ISYARAT KETIGA BELAS:
Lem'alar · hlm. 472
Ia adalah "Tiga Butir".
Yang pertama:
Suatu jawaban yang akan sepenuhnya membungkam setan dari jenis jin maupun manusia, terhadap tipu daya setan yang paling besar — yaitu menipu manusia-manusia yang sempit hati, pendek akal, dan cupet pikiran dari sisi keagungan hakikat-hakikat keimanan.
Butir Kedua:
Setan, dengan membuat manusia yang berbuat salah tidak mengakui kesalahannya, menutup jalan istigfar dan isti'âzah, lalu dengan menggerakkan keakuan (ananiah), membuatnya membela nafsunya bagaikan seorang pengacara. Suatu jawaban yang akan meyakinkan setiap orang terhadap (setan yang) seolah membuat (manusia) menyucikan nafsunya dari kekurangan. Ia menjelaskan bahwa tidak melihat kesalahan diri adalah suatu kesalahan yang lebih besar daripada kesalahan itu, dan bahwa melihat kesalahan diri berarti mengeluarkan kesalahan itu dari kesalahannya.
Butir Ketiga:
Suatu tipu daya setan yang paling penting yang merusak kehidupan sosial manusia — yaitu "menutupi kebaikan-kebaikan seorang mukmin dengan satu keburukannya" sehingga menimbulkan permusuhan terhadap mukmin itu; suatu jawaban yang berharga, benar, lagi kuat — dengan prinsip dalam tajalli keadilan mutlak Ilahi di timbangan terbesar — yang diperlukan oleh setiap orang, khususnya oleh manusia-manusia yang bertabiat keras lagi sukar dipuaskan.
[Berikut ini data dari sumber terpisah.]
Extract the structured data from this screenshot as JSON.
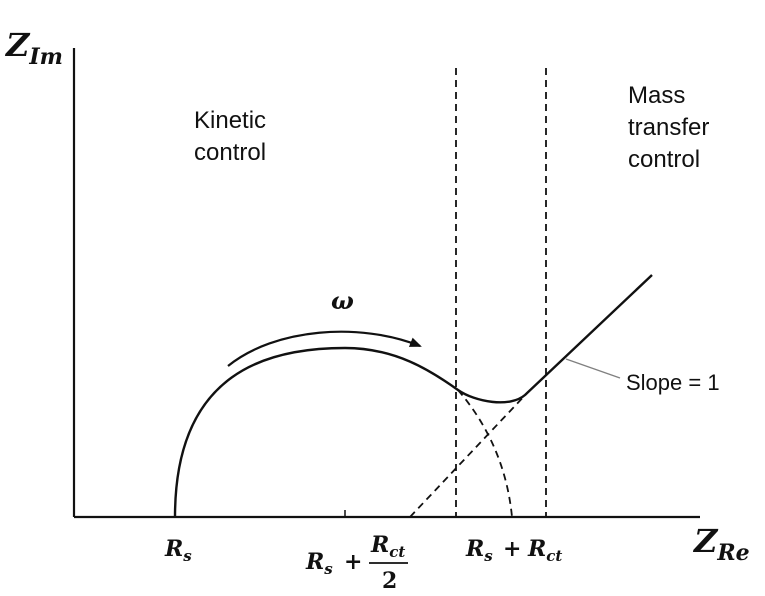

Nah, sebagaimana risalah ini menutup tiga belas jalan serangan setan dari jenis manusia dan jin dengan tiga belas isyarat; demikian pula ia menjadi tiga belas kunci untuk berlindung di benteng kukuh Surah قُلْ اَعُوذُ بِرَبِّ النَّاسِ, dan membuka tiga belas pintu bagi ahli iman.
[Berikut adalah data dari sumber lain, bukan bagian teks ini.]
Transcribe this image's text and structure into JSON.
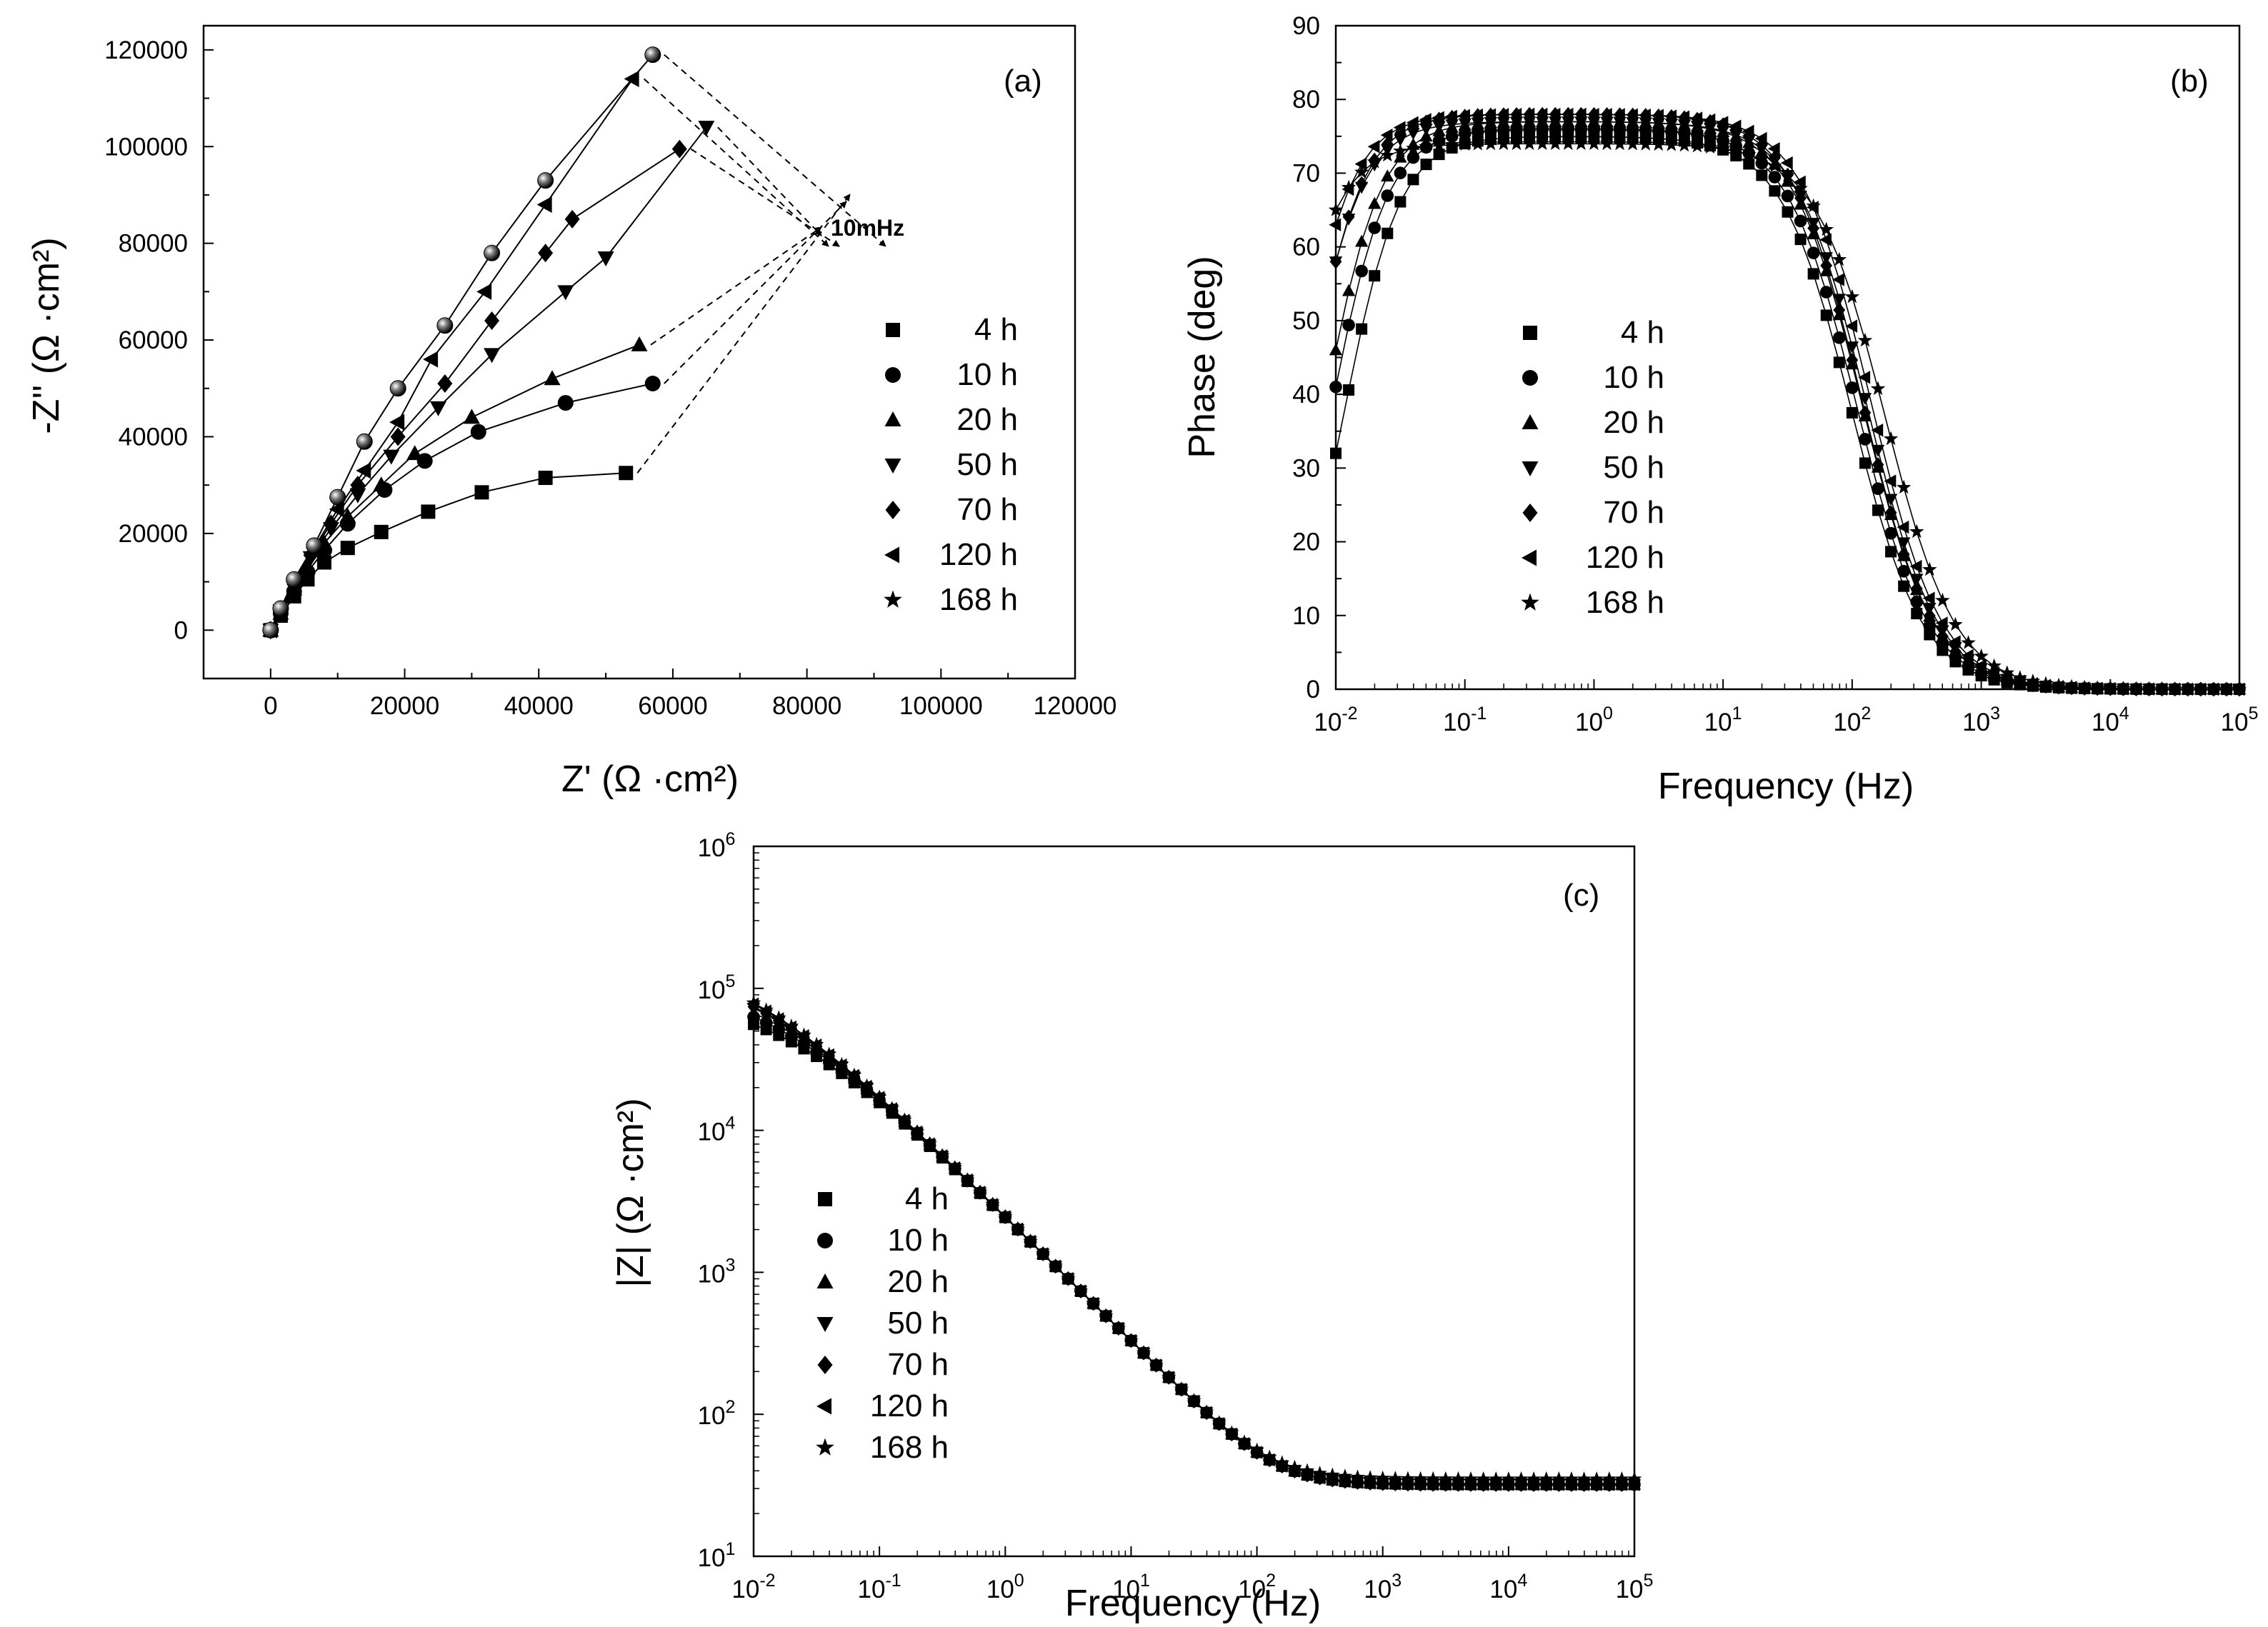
{
  "series_names": [
    "4 h",
    "10 h",
    "20 h",
    "50 h",
    "70 h",
    "120 h",
    "168 h"
  ],
  "chart_data": [
    {
      "id": "a",
      "type": "scatter",
      "panel_label": "(a)",
      "title": "",
      "xlabel": "Z' (Ω ·cm²)",
      "ylabel": "-Z'' (Ω ·cm²)",
      "xlim": [
        -10000,
        120000
      ],
      "ylim": [
        -10000,
        125000
      ],
      "xticks": [
        0,
        20000,
        40000,
        60000,
        80000,
        100000,
        120000
      ],
      "yticks": [
        0,
        20000,
        40000,
        60000,
        80000,
        100000,
        120000
      ],
      "xtick_labels": [
        "0",
        "20000",
        "40000",
        "60000",
        "80000",
        "100000",
        "120000"
      ],
      "ytick_labels": [
        "0",
        "20000",
        "40000",
        "60000",
        "80000",
        "100000",
        "120000"
      ],
      "annotation": "10mHz",
      "series": [
        {
          "name": "4 h",
          "marker": "square",
          "points": [
            [
              0,
              0
            ],
            [
              1500,
              3000
            ],
            [
              3500,
              7000
            ],
            [
              5500,
              10500
            ],
            [
              8000,
              14000
            ],
            [
              11500,
              17000
            ],
            [
              16500,
              20300
            ],
            [
              23500,
              24500
            ],
            [
              31500,
              28500
            ],
            [
              41000,
              31500
            ],
            [
              53000,
              32500
            ]
          ]
        },
        {
          "name": "10 h",
          "marker": "circle",
          "points": [
            [
              0,
              0
            ],
            [
              1500,
              3500
            ],
            [
              3500,
              8000
            ],
            [
              5500,
              12000
            ],
            [
              8000,
              16500
            ],
            [
              11500,
              22000
            ],
            [
              17000,
              29000
            ],
            [
              23000,
              35000
            ],
            [
              31000,
              41000
            ],
            [
              44000,
              47000
            ],
            [
              57000,
              51000
            ]
          ]
        },
        {
          "name": "20 h",
          "marker": "triangle-up",
          "points": [
            [
              0,
              0
            ],
            [
              1500,
              3500
            ],
            [
              3500,
              8500
            ],
            [
              5500,
              13000
            ],
            [
              8000,
              18000
            ],
            [
              11500,
              23500
            ],
            [
              16500,
              30000
            ],
            [
              21500,
              36500
            ],
            [
              30000,
              44000
            ],
            [
              42000,
              52000
            ],
            [
              55000,
              59000
            ]
          ]
        },
        {
          "name": "50 h",
          "marker": "triangle-down",
          "points": [
            [
              0,
              0
            ],
            [
              1500,
              4000
            ],
            [
              3500,
              9500
            ],
            [
              6000,
              15000
            ],
            [
              9000,
              21000
            ],
            [
              13000,
              28000
            ],
            [
              18000,
              36000
            ],
            [
              25000,
              46000
            ],
            [
              33000,
              57000
            ],
            [
              44000,
              70000
            ],
            [
              50000,
              77000
            ],
            [
              65000,
              104000
            ]
          ]
        },
        {
          "name": "70 h",
          "marker": "diamond",
          "points": [
            [
              0,
              0
            ],
            [
              1500,
              4000
            ],
            [
              3500,
              9500
            ],
            [
              6000,
              15500
            ],
            [
              9000,
              22000
            ],
            [
              13000,
              30000
            ],
            [
              19000,
              40000
            ],
            [
              26000,
              51000
            ],
            [
              33000,
              64000
            ],
            [
              41000,
              78000
            ],
            [
              45000,
              85000
            ],
            [
              61000,
              99500
            ]
          ]
        },
        {
          "name": "120 h",
          "marker": "triangle-left",
          "points": [
            [
              0,
              0
            ],
            [
              1500,
              4500
            ],
            [
              3500,
              10000
            ],
            [
              6500,
              17000
            ],
            [
              10000,
              25000
            ],
            [
              14000,
              33000
            ],
            [
              19000,
              43000
            ],
            [
              24000,
              56000
            ],
            [
              32000,
              70000
            ],
            [
              41000,
              88000
            ],
            [
              54000,
              114000
            ]
          ]
        },
        {
          "name": "168 h",
          "marker": "sphere",
          "points": [
            [
              0,
              0
            ],
            [
              1500,
              4500
            ],
            [
              3500,
              10500
            ],
            [
              6500,
              17500
            ],
            [
              10000,
              27500
            ],
            [
              14000,
              39000
            ],
            [
              19000,
              50000
            ],
            [
              26000,
              63000
            ],
            [
              33000,
              78000
            ],
            [
              41000,
              93000
            ],
            [
              57000,
              119000
            ]
          ]
        }
      ]
    },
    {
      "id": "b",
      "type": "scatter",
      "panel_label": "(b)",
      "title": "",
      "xlabel": "Frequency (Hz)",
      "ylabel": "Phase (deg)",
      "xscale": "log",
      "xlim": [
        0.01,
        100000
      ],
      "ylim": [
        0,
        90
      ],
      "yticks": [
        0,
        10,
        20,
        30,
        40,
        50,
        60,
        70,
        80,
        90
      ],
      "ytick_labels": [
        "0",
        "10",
        "20",
        "30",
        "40",
        "50",
        "60",
        "70",
        "80",
        "90"
      ],
      "xtick_labels": [
        "10^-2",
        "10^-1",
        "10^0",
        "10^1",
        "10^2",
        "10^3",
        "10^4",
        "10^5"
      ],
      "series_theta_max": [
        75,
        76,
        77,
        77,
        78,
        78,
        74
      ],
      "series_theta_at_10mHz": [
        32,
        41,
        46,
        58,
        58,
        63,
        65
      ],
      "series_fc_Hz": [
        100,
        110,
        120,
        130,
        120,
        140,
        180
      ],
      "sampling": "10 points/decade, 0.01 Hz to 100 kHz"
    },
    {
      "id": "c",
      "type": "scatter",
      "panel_label": "(c)",
      "title": "",
      "xlabel": "Frequency (Hz)",
      "ylabel": "|Z| (Ω ·cm²)",
      "xscale": "log",
      "yscale": "log",
      "xlim": [
        0.01,
        100000
      ],
      "ylim": [
        10,
        1000000
      ],
      "xtick_labels": [
        "10^-2",
        "10^-1",
        "10^0",
        "10^1",
        "10^2",
        "10^3",
        "10^4",
        "10^5"
      ],
      "ytick_labels": [
        "10^1",
        "10^2",
        "10^3",
        "10^4",
        "10^5",
        "10^6"
      ],
      "series_Z_at_10mHz": [
        65000,
        80000,
        90000,
        105000,
        110000,
        120000,
        125000
      ],
      "series_Rs": [
        32,
        32,
        32,
        32,
        32,
        32,
        35
      ],
      "slope_reference": {
        "f": 1.0,
        "Z": 2500,
        "slope": -0.88
      },
      "sampling": "10 points/decade, 0.01 Hz to 100 kHz"
    }
  ]
}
Risalah Hikmatul-Isti'âzah ini memiliki dua saudara yang penting. Yang satu, "Hücûmât-ı Sitte" (Enam Serangan) yang merupakan Risalah Keenam dari Surat Kedua Puluh Sembilan, adalah suatu benteng yang penting; demikian pula saudara keduanya, risalah dari Surat Kedua Puluh Enam yang bernama "Hujjatul-Qur'ân 'alasy-Syaithâni wa Hizbihi", adalah suatu benteng yang kukuh. Ketiga risalah ini saling berkaitan. Dan aku mengingatkan bahwa ia sangat diperlukan bagi ahli iman pada masa ini. Akan tetapi, risalah-risalah ini hanya boleh diberikan ke tangan orang-orang yang sepenuhnya setia kepada Al-Qur'an. Ia tidak boleh diberikan ke tangan orang-orang yang berpihak kepada bid'ah dan kesesatan, atau yang terjangkiti politik praktis. Khususnya "Hücûmât-ı Sitte" — karena di dalamnya tercampur bahasa keras Said yang Lama — dikhususkan bagi saudara-saudaraku yang paling khusus lagi paling setia. Untuk saat ini, aku menganjurkan agar ia tidak diperlihatkan kepada orang-orang yang tidak berbakat mendengarkan dan menerima kebenaran. Demikian pula "İşârât-ı Seb'a" (Tujuh Isyarat), seperti "Hücûmât-ı Sitte", untuk saat ini dikhususkan bagi kalangan istimewa.